Passano le feste, viene a trovarlo un compagno di scuola. Gli dice che ha deciso di entrare nei gesuiti, perché solo loro avevano dei ginnasi dove avrebbe potuto studiare matematica. «Accompagnami a Velehrad, dov’è il collegio». 150 chilometri in bicicletta.
Tomáš aspetta fuori che finisca il colloquio dell’amico. Arriva mezzogiorno.
Gli si avvicina un padre alto coi capelli bianchi: lei è uno studente? Sì. È venuto qui con un amico? Sì.
Vuole andare a pranzo? Sì. Era pieno di fame, quel sì. Diventa gesuita. Quel sì dà seguito a una vita impressionante per gli studi, gli scritti, i riconoscimenti in campo accademico e internazionale.

È lui che ispira uno degli atti più ecumenici di Giovanni Paolo II, i mosaici della cappella Redemptoris Mater in Vaticano, simbolo dell’unione tra Oriente e Occidente, tra iconografia bizantina e arte occidentale, capolavoro di grande teologia. Predica gli esercizi spirituali in Curia nel 1995; nel 1999 papa Woytyjla lo crea cardinale; alla sua morte, il 16 aprile 2010, la salma viene benedetta in San Pietro da Benedetto XVI; è sepolto nel santuario di Velehrad, in Cekia. Padre Špidlík ha trasformato la teologia spirituale patristica e orientale, di cui è stato il più grande conoscitore al mondo, in una visione teologica vitale, profondamente incarnata nella vita reale.

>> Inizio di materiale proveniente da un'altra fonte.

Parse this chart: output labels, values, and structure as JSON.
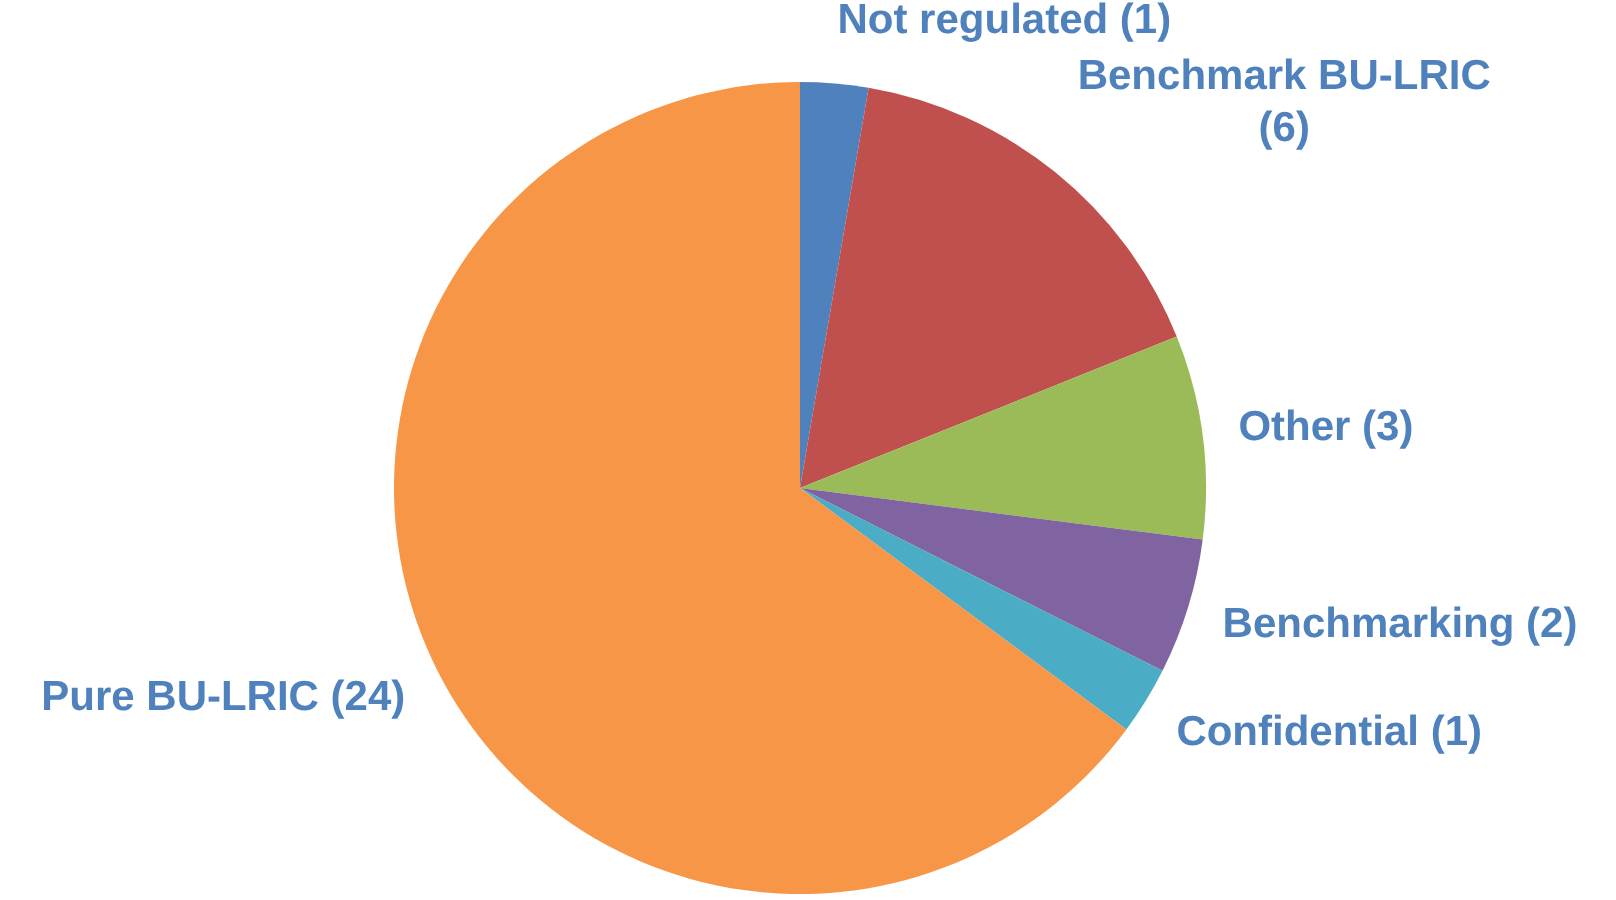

Ha saputo comunicarla in modo semplice, diretto, pieno di spirito, con lo stile dei padri del deserto e degli starets orientali. Ha trasmesso gioia, amicizia, relazione: la vera teologia, quella che ha vissuto. Tutto è nato da un atto di obbedienza, da un sì pieno di fame, dalla lettura della propria storia con gli occhi di Dio. Che, se guardiamo bene, si serve anche del male. Persino di Hitler.